Camille Gruhier
La justice européenne invalide le Privacy Shield
La Cour de justice de l’Union européenne (CJUE) vient d’invalider l’accord qui encadrait le transfert des données personnelles des consommateurs européens vers les États-Unis, baptisé « Privacy Shield » (bouclier de protection). Les défenseurs des libertés, dont fait partie l’UFC-Que Choisir, se réjouissent de cette décision ; les entreprises américaines du numérique, comme Facebook ou Microsoft, un peu moins. Décryptage.
La justice européenne ne lâche pas l’affaire quand il s’agit de protéger nos données personnelles. Après avoir annulé l’accord « Safe Harbor » en 2015, la Cour de justice de l’Union européenne (CJUE) vient d’invalider le « Privacy Shield », qui lui avait succédé. Contesté par les Cnil européennes, et malgré les inquiétudes formulées à plusieurs reprises par l’UFC-Que Choisir, ce nouvel accord avait été adopté en juillet 2016 pour encadrer le transfert des données personnelles des consommateurs européens vers les États-Unis. En l’invalidant, la Cour prive les entreprises américaines d’un outil juridique majeur. Elle envoie aussi à leur gouvernement un message à forte portée symbolique : la justice européenne ne laissera pas les données de ses ressortissants en pâture aux règles américaines, trop souples en matière de respect de la vie privée.
La Cour fonde sa décision sur un simple constat : au pays de Donald, nos données personnelles ne bénéficient pas du même niveau de protection que sur le Vieux Continent. Or c’est une condition sine qua non pour qu’une société américaine basée en Europe transfère des données vers les États-Unis, selon le RGPD (Règlement général sur la protection des données). La Cour a tiqué sur plusieurs points dont le Privacy Shield se satisfaisait. Le fait, notamment, que les autorités américaines puissent accéder à nos données « à des fins de sécurité publique, de défense et de sûreté de l’État ». Aux États-Unis, la loi autorise par exemple la NSA (National Security Agency) à surveiller les communications électroniques de tous les citoyens. Les services de renseignement américains sont aussi autorisés à procéder à des collectes massives et indifférenciées des données personnelles. En Europe, où l’accès aux données est strictement réglementé (1), ce point est plutôt interprété comme… de la surveillance généralisée.

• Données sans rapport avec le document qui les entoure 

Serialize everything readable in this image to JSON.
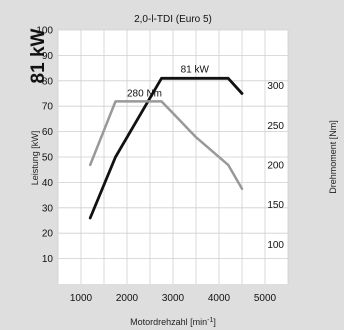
{
  "chart_data": {
    "type": "line",
    "title": "2,0-l-TDI (Euro 5)",
    "headline": "81 kW",
    "xlabel": "Motordrehzahl [min-1]",
    "xlabel_unit_base": "Motordrehzahl [min",
    "xlabel_unit_exp": "-1",
    "xlabel_unit_close": "]",
    "ylabel_left": "Leistung [kW]",
    "ylabel_right": "Drehmoment [Nm]",
    "xlim": [
      500,
      5500
    ],
    "x_ticks": [
      1000,
      2000,
      3000,
      4000,
      5000
    ],
    "ylim_left": [
      0,
      100
    ],
    "y_ticks_left": [
      10,
      20,
      30,
      40,
      50,
      60,
      70,
      80,
      90,
      100
    ],
    "ylim_right": [
      50,
      370
    ],
    "y_ticks_right": [
      100,
      150,
      200,
      250,
      300
    ],
    "grid": true,
    "series": [
      {
        "name": "Leistung",
        "axis": "left",
        "color": "#111111",
        "x": [
          1200,
          1750,
          2750,
          4200,
          4500
        ],
        "y": [
          26,
          50,
          81,
          81,
          75
        ],
        "peak_label": "81 kW"
      },
      {
        "name": "Drehmoment",
        "axis": "right",
        "color": "#999999",
        "x": [
          1200,
          1750,
          2750,
          3000,
          3500,
          4200,
          4500
        ],
        "y": [
          200,
          280,
          280,
          265,
          235,
          200,
          170
        ],
        "peak_label": "280 Nm"
      }
    ]
  }
}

Outre sa portée symbolique forte, l’annulation du Privacy Shield a des conséquences immédiates pour les géants du numérique. Facebook, Google, Microsoft et les autres sont en effet contraints de se rabattre sur d’autres outils juridiques pour continuer à transférer légalement les données de leurs abonnés et clients européens. Il en existe : l’Europe met à disposition de tous les pays différents contrats aux douces appellations juridiques (« décision d’adéquation », « clauses contractuelles types », « règles d’entreprises contraignantes »…). Mais ces outils, tout aussi exigeants en matière de respect des droits fondamentaux, sont moins adaptés à la situation américaine du fait des enjeux de géopolitique entre les deux puissances mondiales que sont les États-Unis et l’Europe. Washington et Bruxelles devront probablement se rasseoir autour de la table pour trouver un nouvel accord. Les associations de consommateurs européennes tâcheront de s’y inviter.
(1) Loi n° 2015-912 du 24 juillet 2015 relative au Renseignement.